プロジェクトが終わった後に、「次の大仕事」に向けて大急ぎで動き出すのは良くない考え方だ。よほど成功したプロジェクトでなければ、時間の制約のために棚上げになっていたよいアイデアなど、やり残した仕事があるはずだ。それに加え、世に出てから数週間から数カ月経った後、そのプロジェクトの成果を利用している人が、改善のための何か素晴らしい(そして多くの場合簡単に実現できる)アイデアを思いつくかもしれない。また、そのプロジェクトのコミュニティーは、最新の話題や手間を省く方法を見直すことで、新しいシステムの展開や関連するプロセスをずっと効率よく実現することができるかもしれない。どちらの場合も、すでにそのプロジェクトに対して投入された膨大な時間と資金からさらに利益を得ることができ、一種の多重効果が起きることになる。つまり、少しの努力で大きな効果を得ることができ、成果を加速し、増幅させられるということだ。チームメンバーが成果を祝ってすぐに散り散りになってしまう前に、次のことを検討した方がよい。

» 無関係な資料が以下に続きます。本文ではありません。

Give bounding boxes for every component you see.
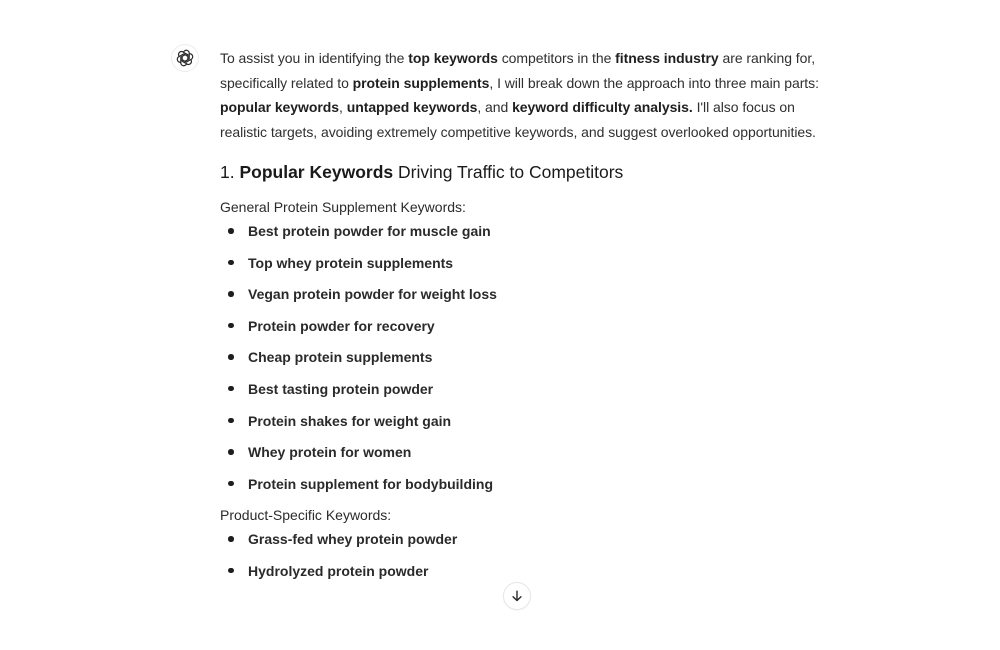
list-item-text: Best protein powder for muscle gain (248, 223, 491, 239)
bullet-icon (228, 567, 234, 574)
product-specific-keywords-list: Grass-fed whey protein powder Hydrolyzed… (220, 529, 840, 581)
intro-bold-segment: popular keywords (220, 99, 340, 115)
list-item: Protein powder for recovery (220, 316, 840, 336)
product-specific-keywords-label: Product-Specific Keywords: (220, 507, 392, 524)
scroll-to-bottom-button[interactable] (503, 582, 531, 610)
bullet-icon (228, 228, 234, 234)
list-item-text: Grass-fed whey protein powder (248, 531, 458, 548)
list-item: Whey protein for women (220, 442, 840, 462)
list-item: Cheap protein supplements (220, 347, 840, 367)
intro-text-segment: , (339, 99, 347, 115)
list-item-text: Hydrolyzed protein powder (248, 562, 429, 579)
intro-bold-segment: protein supplements (352, 74, 490, 91)
intro-bold-segment: top keywords (408, 50, 498, 66)
list-item: Protein shakes for weight gain (220, 411, 840, 431)
intro-text-segment: competitors in the (497, 50, 616, 66)
assistant-message: To assist you in identifying the top key… (0, 0, 1000, 650)
general-keywords-list: Best protein powder for muscle gain Top … (220, 221, 840, 494)
bullet-icon (228, 536, 234, 542)
section-title-rest: Driving Traffic to Competitors (393, 162, 624, 182)
general-keywords-label: General Protein Supplement Keywords: (220, 199, 466, 215)
section-heading-popular-keywords: 1. Popular Keywords Driving Traffic to C… (220, 158, 840, 186)
list-item-text: Whey protein for women (248, 444, 412, 461)
list-item: Grass-fed whey protein powder (220, 529, 840, 549)
arrow-down-icon (512, 590, 522, 602)
list-item: Protein supplement for bodybuilding (220, 474, 840, 494)
list-item: Best protein powder for muscle gain (220, 221, 840, 241)
intro-paragraph: To assist you in identifying the top key… (220, 46, 840, 144)
list-item-text: Protein shakes for weight gain (248, 412, 452, 429)
intro-bold-segment: fitness industry (615, 50, 719, 66)
list-item-text: Protein powder for recovery (248, 317, 435, 334)
list-item-text: Protein supplement for bodybuilding (248, 475, 493, 492)
assistant-avatar (171, 44, 199, 72)
list-item-text: Vegan protein powder for weight loss (248, 286, 497, 303)
list-item: Hydrolyzed protein powder (220, 561, 840, 581)
intro-text-segment: , and (477, 99, 513, 115)
section-number: 1. (220, 162, 240, 182)
bullet-icon (228, 259, 234, 266)
bullet-icon (228, 417, 234, 424)
list-item: Top whey protein supplements (220, 253, 840, 273)
openai-logo-icon (176, 49, 194, 67)
message-content: To assist you in identifying the top key… (220, 46, 840, 593)
list-item-text: Best tasting protein powder (248, 380, 434, 397)
bullet-icon (228, 322, 234, 329)
bullet-icon (228, 354, 234, 360)
intro-bold-segment: untapped keywords (346, 99, 478, 115)
section-title-bold: Popular Keywords (239, 162, 394, 182)
list-item: Vegan protein powder for weight loss (220, 284, 840, 304)
bullet-icon (228, 291, 234, 297)
list-item: Best tasting protein powder (220, 379, 840, 399)
bullet-icon (228, 385, 234, 392)
bullet-icon (228, 480, 234, 487)
intro-text-segment: To assist you in identifying the (220, 50, 409, 66)
list-item-text: Top whey protein supplements (248, 254, 454, 271)
intro-text-segment: , I will break down the approach into th… (489, 74, 819, 91)
bullet-icon (228, 449, 234, 455)
list-item-text: Cheap protein supplements (248, 349, 433, 366)
intro-bold-segment: keyword difficulty analysis. (512, 99, 693, 115)
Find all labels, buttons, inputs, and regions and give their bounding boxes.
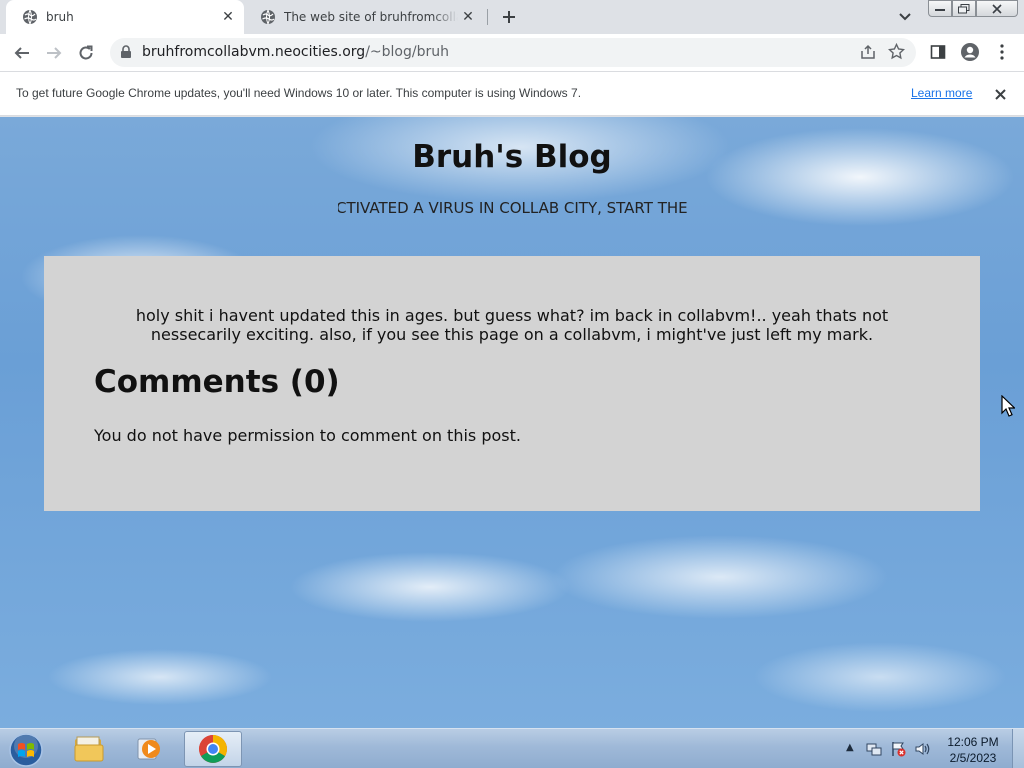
start-button[interactable] bbox=[6, 731, 46, 768]
share-icon[interactable] bbox=[860, 44, 876, 60]
url-host: bruhfromcollabvm.neocities.org bbox=[142, 44, 366, 60]
plus-icon bbox=[503, 11, 515, 23]
chrome-icon bbox=[199, 735, 227, 763]
web-page: Bruh's Blog ACTIVATED A VIRUS IN COLLAB … bbox=[0, 117, 1024, 728]
tab-close-icon[interactable]: ✕ bbox=[218, 7, 238, 27]
tab-title: The web site of bruhfromcollabvm bbox=[284, 10, 458, 24]
tab-separator bbox=[487, 9, 488, 25]
update-infobar: To get future Google Chrome updates, you… bbox=[0, 71, 1024, 116]
reload-icon bbox=[79, 45, 93, 60]
folder-icon bbox=[74, 736, 104, 762]
marquee: ACTIVATED A VIRUS IN COLLAB CITY, START … bbox=[338, 199, 688, 223]
close-icon bbox=[992, 3, 1002, 14]
star-icon[interactable] bbox=[888, 43, 905, 60]
window-close-button[interactable] bbox=[976, 0, 1018, 17]
side-panel-icon bbox=[930, 45, 946, 59]
media-player-icon bbox=[137, 738, 160, 760]
show-hidden-icons-button[interactable]: ▲ bbox=[846, 742, 854, 753]
network-icon[interactable] bbox=[866, 741, 882, 757]
url-path: /~blog/bruh bbox=[365, 44, 449, 60]
taskbar: ▲ 12:06 PM 2/5/2023 bbox=[0, 728, 1024, 768]
post-body: holy shit i havent updated this in ages.… bbox=[135, 306, 889, 344]
restore-button[interactable] bbox=[952, 0, 976, 17]
tab-close-icon[interactable]: ✕ bbox=[458, 7, 478, 27]
menu-button[interactable] bbox=[990, 40, 1014, 64]
arrow-left-icon bbox=[14, 47, 29, 59]
profile-button[interactable] bbox=[958, 40, 982, 64]
reload-button[interactable] bbox=[72, 39, 100, 67]
back-button[interactable] bbox=[8, 39, 36, 67]
clock-date: 2/5/2023 bbox=[949, 751, 997, 765]
tab-website[interactable]: The web site of bruhfromcollabvm ✕ bbox=[244, 0, 484, 34]
minimize-button[interactable] bbox=[928, 0, 952, 17]
volume-icon[interactable] bbox=[914, 741, 930, 757]
blog-title: Bruh's Blog bbox=[412, 139, 612, 175]
globe-icon bbox=[23, 9, 37, 25]
comments-permission-note: You do not have permission to comment on… bbox=[94, 426, 521, 445]
windows-orb-icon bbox=[9, 733, 43, 767]
close-icon bbox=[994, 88, 1006, 100]
post-container: holy shit i havent updated this in ages.… bbox=[44, 256, 980, 511]
address-bar[interactable]: bruhfromcollabvm.neocities.org/~blog/bru… bbox=[110, 38, 916, 67]
marquee-text: ACTIVATED A VIRUS IN COLLAB CITY, START … bbox=[338, 199, 688, 217]
tab-bruh[interactable]: bruh ✕ bbox=[6, 0, 244, 34]
minimize-icon bbox=[935, 8, 945, 11]
browser-toolbar: bruhfromcollabvm.neocities.org/~blog/bru… bbox=[0, 34, 1024, 71]
action-center-flag-icon[interactable] bbox=[890, 741, 906, 757]
tab-strip: bruh ✕ The web site of bruhfromcollabvm … bbox=[0, 0, 1024, 34]
arrow-right-icon bbox=[47, 47, 62, 59]
new-tab-button[interactable] bbox=[498, 6, 520, 28]
comments-heading: Comments (0) bbox=[94, 364, 340, 400]
tab-search-button[interactable] bbox=[895, 7, 915, 27]
clock-time: 12:06 PM bbox=[947, 735, 999, 749]
lock-icon[interactable] bbox=[120, 45, 132, 59]
chevron-down-icon bbox=[899, 13, 911, 21]
globe-icon bbox=[261, 9, 275, 25]
learn-more-link[interactable]: Learn more bbox=[911, 86, 972, 100]
file-explorer-taskbar-button[interactable] bbox=[60, 731, 118, 767]
restore-icon bbox=[958, 3, 970, 13]
infobar-close-button[interactable] bbox=[990, 84, 1010, 104]
avatar-icon bbox=[961, 43, 979, 61]
more-vert-icon bbox=[1000, 44, 1004, 60]
url-text[interactable]: bruhfromcollabvm.neocities.org/~blog/bru… bbox=[142, 44, 449, 60]
side-panel-button[interactable] bbox=[926, 40, 950, 64]
chrome-taskbar-button[interactable] bbox=[184, 731, 242, 767]
tab-title: bruh bbox=[46, 10, 74, 24]
forward-button[interactable] bbox=[40, 39, 68, 67]
show-desktop-button[interactable] bbox=[1012, 729, 1024, 768]
system-clock[interactable]: 12:06 PM 2/5/2023 bbox=[940, 734, 1006, 766]
infobar-message: To get future Google Chrome updates, you… bbox=[16, 86, 582, 100]
media-player-taskbar-button[interactable] bbox=[120, 731, 178, 767]
mouse-cursor-icon bbox=[1001, 395, 1015, 417]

いろいろなミーティングで、関係者に対してすました顔で「今後のプロジェクト」で実現すると約束した、さまざまな要素のことを思い出してほしい。通常、一部の要素を後回しにする場合は、それだけの理由があるが、IT組織はそれらの「将来」実現するはずだった要件をないがしろにすることで大きく信頼を失う。しかし、そうした項目は、システムのある大きな要素が実現されてしまえば、素早く実装できる優れたアイデアであることも多く、効率の向上や説得力のある便利な機能といった形で、大きな投資対効果を提供してくれるのに加え、IT組織は約束を守るというイメージを与える。
もしほかに何もなければ、少なくともそれらの要件をすべて集約し、それぞれの要件に対してどれだけの時間がかかるか、分かる範囲で想定してみるといい。仮に、その想定が「実現不可能」だとしてもだ。コミュニティーに対して、彼らの要件は認知され、検討されたと知らせるだけでも信頼は得られるし、もし短期間で仕上げることのできるいくつかの「需要の高い」ものだけでも実現できれば、それに越したことはない。